This assignment explores designing nonlinear behavior using optimization.
In the last assignment we gave you a bipedal walking simulation. Now we would like you to design/tune a controller using optimization. First you must define an appropriate optimization criterion. Then you must set up the optimization process. Note that the optimization process is likely to be slow, so you should start on the assingment early.
Part 1: Minimize torque magnitudes while walking at a defined speed (1.0m/s): Find a steady state walking pattern that minimizes torques. We would like to minimize the maximum torques. It may be easier to minimize the sum of squared torques.
Part 2: Do 1 of:
2A) Maximize efficiency. Let's assume that torque is proportional to electric current, and that the "fuel" is electrons stored in a battery. Find a gait that maximizes the distance travelled given a fixed amount of electrons, which seems to imply a fixed amount of the sum( abs( torque ) ). This is a very simplistic model (no back-EMF braking, no regeneration or charging of the battery). You can propose a more realistic model and optimize that.
2B) Jump as high as possible from a standing start.
2C) Jump as far as possible from a standing start.
2D) Jump as high as possible from a running start.
2E) Jump as far as possible from a running start.
Part 3: Maximze robustness. First define what this might mean. Intuitively, I would like a controller to work on different robots that are slightly different, and handle a wide range of initial conditions and perturbations.
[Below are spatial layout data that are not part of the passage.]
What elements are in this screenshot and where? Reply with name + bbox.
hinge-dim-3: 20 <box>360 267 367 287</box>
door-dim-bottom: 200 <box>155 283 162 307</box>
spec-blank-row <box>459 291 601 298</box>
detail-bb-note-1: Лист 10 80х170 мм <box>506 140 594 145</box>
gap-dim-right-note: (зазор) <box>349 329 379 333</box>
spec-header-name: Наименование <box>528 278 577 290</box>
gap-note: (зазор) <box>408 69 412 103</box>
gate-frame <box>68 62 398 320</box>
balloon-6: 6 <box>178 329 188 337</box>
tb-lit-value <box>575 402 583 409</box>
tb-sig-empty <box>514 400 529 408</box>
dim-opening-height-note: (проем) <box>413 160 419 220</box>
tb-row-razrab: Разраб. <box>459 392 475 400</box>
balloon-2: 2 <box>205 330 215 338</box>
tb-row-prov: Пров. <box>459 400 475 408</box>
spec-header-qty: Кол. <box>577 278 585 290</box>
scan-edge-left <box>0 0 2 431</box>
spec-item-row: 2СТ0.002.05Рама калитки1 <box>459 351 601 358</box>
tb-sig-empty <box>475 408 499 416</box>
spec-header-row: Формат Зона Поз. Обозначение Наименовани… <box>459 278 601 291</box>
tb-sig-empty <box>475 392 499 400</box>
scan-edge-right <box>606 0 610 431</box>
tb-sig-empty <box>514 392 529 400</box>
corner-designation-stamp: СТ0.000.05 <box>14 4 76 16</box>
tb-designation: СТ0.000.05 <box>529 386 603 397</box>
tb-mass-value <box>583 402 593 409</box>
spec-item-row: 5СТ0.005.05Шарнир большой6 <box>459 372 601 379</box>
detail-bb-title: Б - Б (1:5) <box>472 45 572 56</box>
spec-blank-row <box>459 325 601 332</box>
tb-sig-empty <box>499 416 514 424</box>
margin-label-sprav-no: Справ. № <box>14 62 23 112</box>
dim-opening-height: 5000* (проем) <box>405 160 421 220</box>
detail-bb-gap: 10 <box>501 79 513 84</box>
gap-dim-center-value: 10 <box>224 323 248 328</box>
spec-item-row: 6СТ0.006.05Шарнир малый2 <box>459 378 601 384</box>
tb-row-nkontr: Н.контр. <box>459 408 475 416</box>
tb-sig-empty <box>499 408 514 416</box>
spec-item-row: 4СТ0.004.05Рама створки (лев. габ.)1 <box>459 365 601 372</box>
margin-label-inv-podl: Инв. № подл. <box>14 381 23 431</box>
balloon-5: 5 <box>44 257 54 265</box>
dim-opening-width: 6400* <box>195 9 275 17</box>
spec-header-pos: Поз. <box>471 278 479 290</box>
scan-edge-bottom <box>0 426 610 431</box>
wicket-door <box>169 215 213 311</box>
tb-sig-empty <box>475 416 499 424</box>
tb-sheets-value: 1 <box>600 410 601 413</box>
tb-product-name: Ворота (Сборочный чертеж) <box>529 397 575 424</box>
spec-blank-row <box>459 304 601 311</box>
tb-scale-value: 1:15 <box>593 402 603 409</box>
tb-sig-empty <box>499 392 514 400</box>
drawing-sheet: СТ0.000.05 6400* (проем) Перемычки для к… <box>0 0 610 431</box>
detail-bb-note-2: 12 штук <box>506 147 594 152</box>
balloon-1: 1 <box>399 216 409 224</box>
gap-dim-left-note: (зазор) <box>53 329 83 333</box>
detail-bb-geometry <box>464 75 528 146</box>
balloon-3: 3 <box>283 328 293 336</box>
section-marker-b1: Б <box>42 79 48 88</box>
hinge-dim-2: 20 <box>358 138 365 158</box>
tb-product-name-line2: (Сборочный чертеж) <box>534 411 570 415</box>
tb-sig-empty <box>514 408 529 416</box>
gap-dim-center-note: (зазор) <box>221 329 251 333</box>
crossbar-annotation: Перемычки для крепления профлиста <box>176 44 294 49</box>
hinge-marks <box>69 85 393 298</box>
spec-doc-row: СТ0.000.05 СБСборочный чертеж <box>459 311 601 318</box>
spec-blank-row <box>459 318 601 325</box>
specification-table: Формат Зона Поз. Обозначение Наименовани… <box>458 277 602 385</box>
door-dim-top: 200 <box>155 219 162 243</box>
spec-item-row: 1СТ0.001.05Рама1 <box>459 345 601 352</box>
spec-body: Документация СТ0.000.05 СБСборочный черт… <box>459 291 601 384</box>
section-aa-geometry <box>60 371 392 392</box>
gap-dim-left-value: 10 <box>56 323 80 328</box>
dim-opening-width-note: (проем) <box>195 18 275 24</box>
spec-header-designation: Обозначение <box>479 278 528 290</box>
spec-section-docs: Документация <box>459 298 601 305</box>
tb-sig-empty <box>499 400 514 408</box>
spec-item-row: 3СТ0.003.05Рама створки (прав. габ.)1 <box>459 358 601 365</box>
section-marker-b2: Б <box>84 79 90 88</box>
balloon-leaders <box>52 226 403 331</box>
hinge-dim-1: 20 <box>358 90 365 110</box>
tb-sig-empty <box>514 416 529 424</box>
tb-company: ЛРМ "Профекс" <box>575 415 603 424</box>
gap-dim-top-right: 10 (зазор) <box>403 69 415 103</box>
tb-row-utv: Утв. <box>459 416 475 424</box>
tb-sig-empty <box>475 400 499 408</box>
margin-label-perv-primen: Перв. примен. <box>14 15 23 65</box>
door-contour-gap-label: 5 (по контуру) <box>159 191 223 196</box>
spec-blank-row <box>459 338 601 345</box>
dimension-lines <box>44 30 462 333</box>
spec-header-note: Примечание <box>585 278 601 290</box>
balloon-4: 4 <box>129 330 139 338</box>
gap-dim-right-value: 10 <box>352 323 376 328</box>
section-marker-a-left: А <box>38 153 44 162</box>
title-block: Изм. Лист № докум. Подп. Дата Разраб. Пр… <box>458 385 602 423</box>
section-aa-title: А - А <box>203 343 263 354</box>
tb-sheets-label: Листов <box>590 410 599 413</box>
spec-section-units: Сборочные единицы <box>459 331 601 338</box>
What optimization criterion and optimization process would find such a controller?
There are many sources of optimization routines available free on the web. One is the Gnu Scientific Library. A test program for the Amoeba (Nelder-Mead) optimizer is available here. It includes instructions on how to install GSL on Windows.
Here is a multiple model simulator that will run faster than the assignment 2 simulator (walk03.zip). You can copy the new and modified files into your version of walk03. What changed?
In walk04/walk/ New files dynamics-impact.c: multiple model dynamics sdfast: multiple new sdfast generated subroutines lu.c: LU solver: solve for x in matrix equation Ax = b Modified files Makefile main.h parameters.c
You can use any type of computer/OS/language you want. You can work in groups or alone.